Setting --overlap_len_require 17 forces fastp to look at reads starting at base 17, instead of the default 30 and results in more accurate analyses, since these are sRNA-seq libraries where the expected/desired read lengths will be 17 - 30bp in length.

2.4.1 Paired-end Trimming

The paired end trimming will examine how some of the trimming options impact sequencing read lengths, quality, and subsequent merging.

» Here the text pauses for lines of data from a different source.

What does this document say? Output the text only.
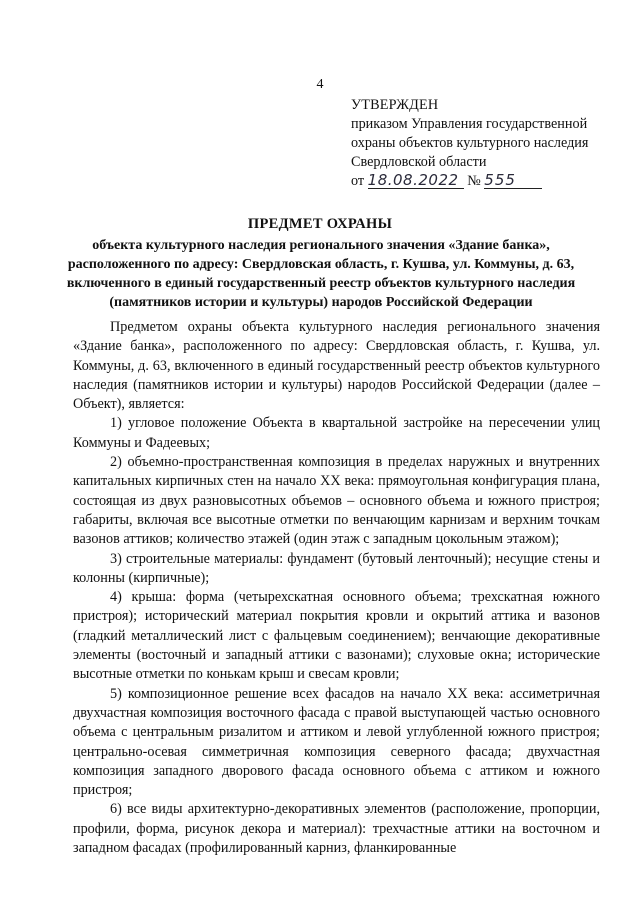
4
УТВЕРЖДЕН
приказом Управления государственной
охраны объектов культурного наследия
Свердловской области
от 18.08.2022 № 555
ПРЕДМЕТ ОХРАНЫ
объекта культурного наследия регионального значения «Здание банка», расположенного по адресу: Свердловская область, г. Кушва, ул. Коммуны, д. 63, включенного в единый государственный реестр объектов культурного наследия (памятников истории и культуры) народов Российской Федерации

Предметом охраны объекта культурного наследия регионального значения «Здание банка», расположенного по адресу: Свердловская область, г. Кушва, ул. Коммуны, д. 63, включенного в единый государственный реестр объектов культурного наследия (памятников истории и культуры) народов Российской Федерации (далее – Объект), является:

1) угловое положение Объекта в квартальной застройке на пересечении улиц Коммуны и Фадеевых;

2) объемно-пространственная композиция в пределах наружных и внутренних капитальных кирпичных стен на начало XX века: прямоугольная конфигурация плана, состоящая из двух разновысотных объемов – основного объема и южного пристроя; габариты, включая все высотные отметки по венчающим карнизам и верхним точкам вазонов аттиков; количество этажей (один этаж с западным цокольным этажом);

3) строительные материалы: фундамент (бутовый ленточный); несущие стены и колонны (кирпичные);

4) крыша: форма (четырехскатная основного объема; трехскатная южного пристроя); исторический материал покрытия кровли и окрытий аттика и вазонов (гладкий металлический лист с фальцевым соединением); венчающие декоративные элементы (восточный и западный аттики с вазонами); слуховые окна; исторические высотные отметки по конькам крыш и свесам кровли;

5) композиционное решение всех фасадов на начало XX века: ассиметричная двухчастная композиция восточного фасада с правой выступающей частью основного объема с центральным ризалитом и аттиком и левой углубленной южного пристроя; центрально-осевая симметричная композиция северного фасада; двухчастная композиция западного дворового фасада основного объема с аттиком и южного пристроя;

6) все виды архитектурно-декоративных элементов (расположение, пропорции, профили, форма, рисунок декора и материал): трехчастные аттики на восточном и западном фасадах (профилированный карниз, фланкированные
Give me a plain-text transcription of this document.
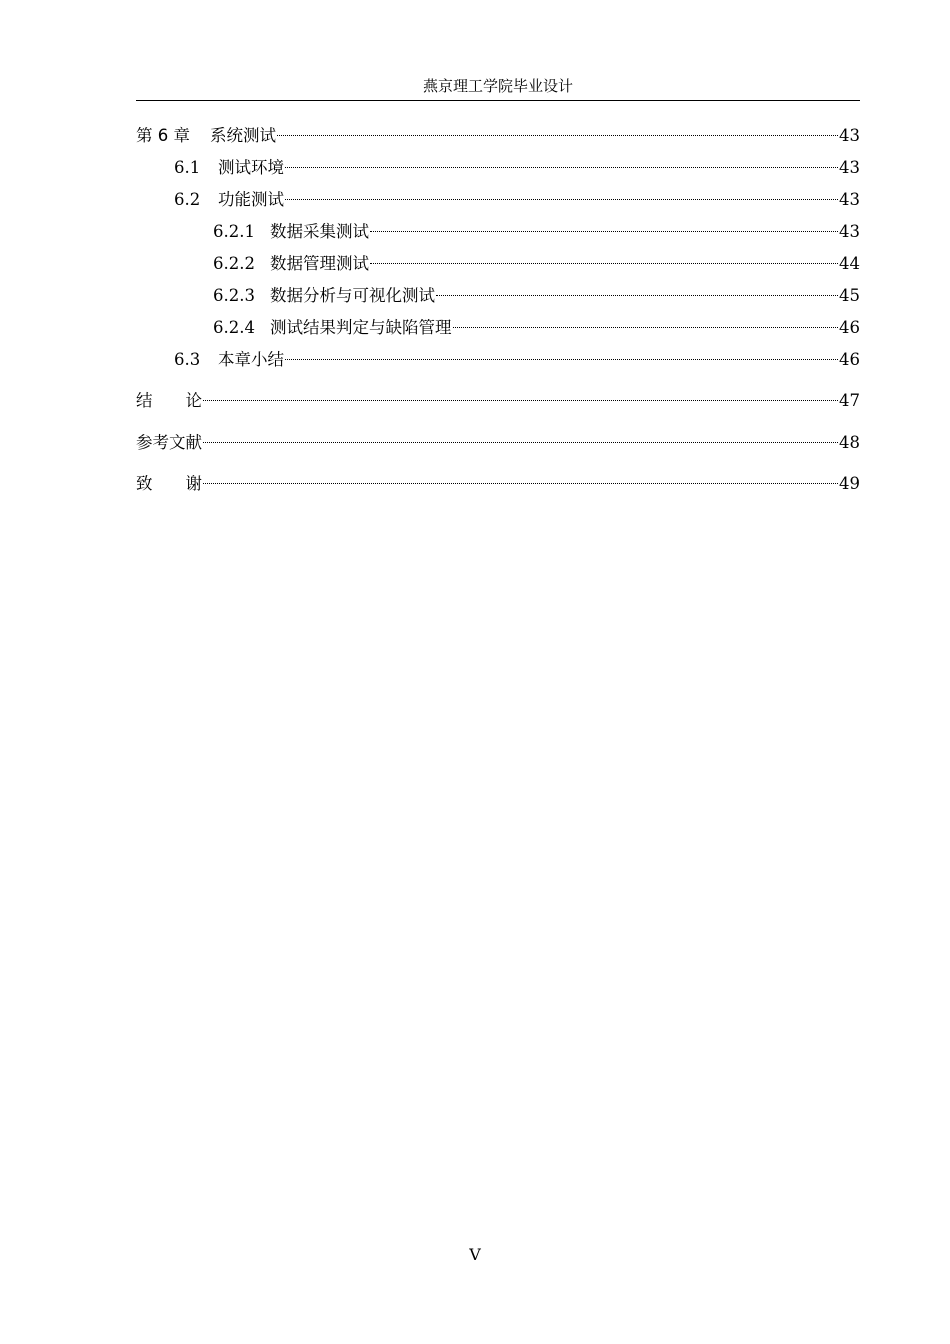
燕京理工学院毕业设计
第 6 章	系统测试	43
6.1	测试环境	43
6.2	功能测试	43
6.2.1 数据采集测试	43
6.2.2 数据管理测试	44
6.2.3 数据分析与可视化测试	45
6.2.4 测试结果判定与缺陷管理	46
6.3	本章小结	46
结　　论	47
参考文献	48
致　　谢	49
V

2.4.1.1 PolyG Trimming Only

# Load bash variables into memory
source .bashvars

"${fastp}" \
--in1 ./raw/sRNA-POR-79-S1-TP2_R1_001.fastq.gz \
--in2 ./raw/sRNA-POR-79-S1-TP2_R2_001.fastq.gz \
--out1 ./trimmed-reads/fastp-polyG_only.R1.fq.gz \
--out2 ./trimmed-reads/fastp-polyG_only.R2.fq.gz \
--disable_adapter_trimming \
--trim_poly_g \
--overlap_len_require 17 \
--thread ${threads} \
--html "fastp-polyG-only.html" \
--json "fastp-polyG-only.json" \
--report_title "fastp-polyG-only"

WARNING: fastp uses up to 16 threads although you specified 46
Read1 before filtering:
total reads: 19762559
total bases: 2964383850
Q20 bases: 2604771220(87.8689%)
Q30 bases: 2427856243(81.9009%)

Read2 before filtering:
total reads: 19762559
total bases: 2964383850
Q20 bases: 2619314070(88.3595%)
Q30 bases: 2408732242(81.2557%)

Read1 after filtering:
total reads: 19450041
total bases: 1698288792
Q20 bases: 1478970498(87.0859%)
Q30 bases: 1370182460(80.6802%)

Read2 after filtering:
total reads: 19450041
total bases: 1849068926
Q20 bases: 1690862447(91.444%)
Q30 bases: 1596965342(86.3659%)

Filtering result:
reads passed filter: 38900082
reads failed due to low quality: 595592
reads failed due to too many N: 40
reads failed due to too short: 29404

Duplication rate: 10.4184%

Insert size peak (evaluated by paired-end reads): 29

JSON report: fastp-polyG-only.json
HTML report: fastp-polyG-only.html

/home/shared/fastp --in1 ./raw/sRNA-POR-79-S1-TP2_R1_001.fastq.gz --in2 ./raw/sRNA-POR-79-S1-TP2_R2_001.fastq.gz --out1 ./trimmed-reads/fastp-polyG_only.R1.fq.gz --out2 ./trimmed-reads/fastp-polyG_only.R2.fq.gz --disable_adapter_trimming --trim_poly_g --overlap_len_require 17 --thread 46 --html fastp-polyG-only.html --json fastp-polyG-only.json --report_title fastp-polyG-only 
fastp v0.23.2, time used: 43 seconds

2.4.1.2 Adapters & PolyG Trimming

# Load bash variables into memory
source .bashvars

"${fastp}" \
--in1 ./raw/sRNA-POR-79-S1-TP2_R1_001.fastq.gz \
--in2 ./raw/sRNA-POR-79-S1-TP2_R2_001.fastq.gz \
--out1 ./trimmed-reads/fastp-adapters-polyG.R1.fq.gz \
--out2 ./trimmed-reads/fastp-adapters-polyG.R2.fq.gz \
--adapter_fasta NEB-adapters.fasta \
--trim_poly_g \
--overlap_len_require 17 \
--thread ${threads} \
--html "fastp-adapters-polyG.html" \
--json "fastp-adapters-polyG.json" \
--report_title "fastp-adapters-polyG-only"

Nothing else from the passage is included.